Aventures radiophoniques du Nouveau Roman

Publié le par Emilien Sermier (Source : Pierre-Marie Héron)

Aventures radiophoniques du Nouveau Roman

Colloque international de Montpellier, 19-20 novembre 2015

 

Si contestable qu’elle semble déjà l’époque et plus encore aujourd’hui que ses grands représentants (Claude Simon, Nathalie Sarraute, Michel Butor…) apparaissent dans leur irréductible originalité, l’appellation « Nouveau Roman » reste commode pour désigner un certain nombre d’aventures littéraires des années 1950 et suivantes, apparentées par un commun besoin de rupture avec une certain mode d’emploi du genre romanesque… et par l’habileté médiatique de Robbe-Grillet. Elle reste commode, à condition de ne pas donner au groupe qu’elle identifie des contours trop précis et d’y inclure aussi, comme cela se faisait parfois à l’époque, un Samuel Beckett, une Marguerite Duras (les plus rétifs certes à l’idée de groupe), voire même un Raymond Queneau (Robbe-Grillet le fait volontiers) ou un Georges Perec (l’auteur des Choses) ; sans oublier des auteurs de moindre envergure comme Jean Thibaudeau, Claude Mauriac, Monique Wittig à ses débuts (l’auteur de L'Opoponax)… À condition aussi de ne pas limiter ces auteurs à leurs romans ni même à leurs livres, puisque tous ou presque ont investi d’autres territoires artistiques : théâtre, cinéma, radio notamment.  

Ces aventures radiophoniques des auteurs estampillés « Nouveau Roman » restent globalement mal connues sauf exception (Beckett), et dans tous les cas beaucoup moins que leur travail pour le théâtre et surtout le cinéma, dont l'influence sur le mode d'écriture romanesque semble aujourd'hui reconnu. Michel Butor écrit pour la radio Réseau aérien (1962) et 6810000 litres d’eau par seconde (1965). Claude Ollier est l’auteur d’une douzaine de « jeux acoustiques » entre 1966 et 1996, conçus comme des compositions sonores. De La Manivelle / The Old Tune (trad. de Beckett) en 1960 à Mortin pas mort (1984), Robert Pinget produit une petite dizaine de « pièces radiophoniques » privilégiant les formes de l’interview, de l’enquête et du dialogue. Pour Nathalie Sarraute, de Silence (1964) à Isma (1972) et Elle est là (1977), la radio est la voie d’un renouvellement après Les Fruits d’or (1963). De l'adaptation d’Un barrage contre le Pacifique en 1955 à L’après-midi de Monsieur Andesmas (1965, adaptation de l’auteur) et India Song en 1969, dont la bande-son sera reprise pour son film culte de 1975, Marguerite Duras nourrit un travail sur le pouvoir fétichiste de la voix dont sa production cinématographique ultérieure conserve l’empreinte. Etc. La plupart de ces œuvres « pour l’oreille » résultent de commandes de la radio française, ou de la SDR de Stuttgart ; certaines de la BBC.

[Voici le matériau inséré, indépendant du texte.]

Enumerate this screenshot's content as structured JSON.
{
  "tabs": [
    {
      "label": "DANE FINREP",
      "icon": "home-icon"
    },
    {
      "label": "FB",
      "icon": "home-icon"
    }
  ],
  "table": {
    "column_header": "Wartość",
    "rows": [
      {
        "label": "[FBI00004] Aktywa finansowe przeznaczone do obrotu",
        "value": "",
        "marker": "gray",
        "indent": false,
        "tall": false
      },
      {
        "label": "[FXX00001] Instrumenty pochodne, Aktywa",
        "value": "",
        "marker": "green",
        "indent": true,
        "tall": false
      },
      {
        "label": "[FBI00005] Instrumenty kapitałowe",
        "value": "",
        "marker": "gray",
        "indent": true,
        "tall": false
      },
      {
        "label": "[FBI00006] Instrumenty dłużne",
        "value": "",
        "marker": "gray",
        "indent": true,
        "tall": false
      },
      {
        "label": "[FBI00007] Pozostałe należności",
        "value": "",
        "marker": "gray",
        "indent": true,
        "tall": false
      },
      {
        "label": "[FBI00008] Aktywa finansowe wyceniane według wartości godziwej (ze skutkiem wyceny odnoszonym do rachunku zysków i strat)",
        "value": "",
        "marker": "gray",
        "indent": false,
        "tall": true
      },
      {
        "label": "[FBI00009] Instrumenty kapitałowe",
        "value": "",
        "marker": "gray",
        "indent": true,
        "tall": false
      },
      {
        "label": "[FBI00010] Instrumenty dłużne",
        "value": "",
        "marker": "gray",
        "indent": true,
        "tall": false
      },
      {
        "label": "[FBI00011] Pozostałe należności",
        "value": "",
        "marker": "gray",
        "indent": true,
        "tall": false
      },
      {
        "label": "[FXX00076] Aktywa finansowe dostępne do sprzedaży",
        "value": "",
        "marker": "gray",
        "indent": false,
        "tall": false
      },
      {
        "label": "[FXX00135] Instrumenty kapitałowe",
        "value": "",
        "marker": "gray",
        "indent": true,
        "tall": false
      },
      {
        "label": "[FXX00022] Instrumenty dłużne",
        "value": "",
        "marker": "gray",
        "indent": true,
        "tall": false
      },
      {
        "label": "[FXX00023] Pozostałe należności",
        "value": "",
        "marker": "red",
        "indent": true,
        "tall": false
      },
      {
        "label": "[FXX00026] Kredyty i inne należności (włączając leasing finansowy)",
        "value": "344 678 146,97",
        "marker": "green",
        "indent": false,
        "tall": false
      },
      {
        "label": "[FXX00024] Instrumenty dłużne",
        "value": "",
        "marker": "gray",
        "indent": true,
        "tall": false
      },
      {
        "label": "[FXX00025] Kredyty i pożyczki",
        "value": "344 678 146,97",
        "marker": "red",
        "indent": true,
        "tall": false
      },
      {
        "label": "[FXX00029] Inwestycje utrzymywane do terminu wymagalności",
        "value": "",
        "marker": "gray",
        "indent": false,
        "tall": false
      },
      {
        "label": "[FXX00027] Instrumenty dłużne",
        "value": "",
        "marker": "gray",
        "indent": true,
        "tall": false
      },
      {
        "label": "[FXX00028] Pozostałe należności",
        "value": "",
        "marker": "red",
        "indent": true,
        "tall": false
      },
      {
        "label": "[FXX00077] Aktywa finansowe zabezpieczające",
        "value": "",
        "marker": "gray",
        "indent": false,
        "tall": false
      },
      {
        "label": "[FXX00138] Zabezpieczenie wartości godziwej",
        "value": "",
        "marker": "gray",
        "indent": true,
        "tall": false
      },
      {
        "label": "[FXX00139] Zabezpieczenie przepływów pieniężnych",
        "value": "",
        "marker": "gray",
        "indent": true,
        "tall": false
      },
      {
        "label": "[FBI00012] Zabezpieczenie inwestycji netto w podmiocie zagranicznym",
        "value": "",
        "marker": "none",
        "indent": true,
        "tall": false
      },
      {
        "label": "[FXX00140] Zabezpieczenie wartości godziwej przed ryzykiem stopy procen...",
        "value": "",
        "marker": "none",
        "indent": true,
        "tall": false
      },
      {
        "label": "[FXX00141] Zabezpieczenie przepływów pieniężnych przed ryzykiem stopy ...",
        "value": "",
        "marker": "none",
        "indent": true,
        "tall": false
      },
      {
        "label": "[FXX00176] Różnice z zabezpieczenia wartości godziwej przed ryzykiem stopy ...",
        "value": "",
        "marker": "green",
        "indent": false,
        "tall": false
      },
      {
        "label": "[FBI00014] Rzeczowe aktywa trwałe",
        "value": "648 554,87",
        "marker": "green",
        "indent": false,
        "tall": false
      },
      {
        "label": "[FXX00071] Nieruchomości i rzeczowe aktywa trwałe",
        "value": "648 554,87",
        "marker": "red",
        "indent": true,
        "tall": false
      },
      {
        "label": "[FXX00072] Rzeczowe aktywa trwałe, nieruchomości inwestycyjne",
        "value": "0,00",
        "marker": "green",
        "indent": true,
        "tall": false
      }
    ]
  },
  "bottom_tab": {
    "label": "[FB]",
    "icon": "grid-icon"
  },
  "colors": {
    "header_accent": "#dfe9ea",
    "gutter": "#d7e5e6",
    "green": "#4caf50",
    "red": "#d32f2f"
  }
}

Si donc presque tous les auteurs du Nouveau Roman ont écrit des œuvres pour la radio, en partie originales, en partie dérivées de textes antérieurs, le lien entre ce qui a été un temps désigné  comme  « École du regard » (à quoi Pinget cependant préférait « l'écoute de l'oreille ») et le médium radiophonique ne va pas de soi. Même si la création d'images internes lors de l'audition joue un rôle central, son processus demeure difficile à cerner. La question de la temporalité romanesque ‒ au centre des expérimentations des nouveaux romanciers, dont les récits, souvent au présent et nourris de mises en abyme, se confondent volontiers avec « l'aventure de l'écriture » (Jean Ricardou) ‒  appelle pour sa part un usage inédit de la voix et du son dans les pièces radiophoniques.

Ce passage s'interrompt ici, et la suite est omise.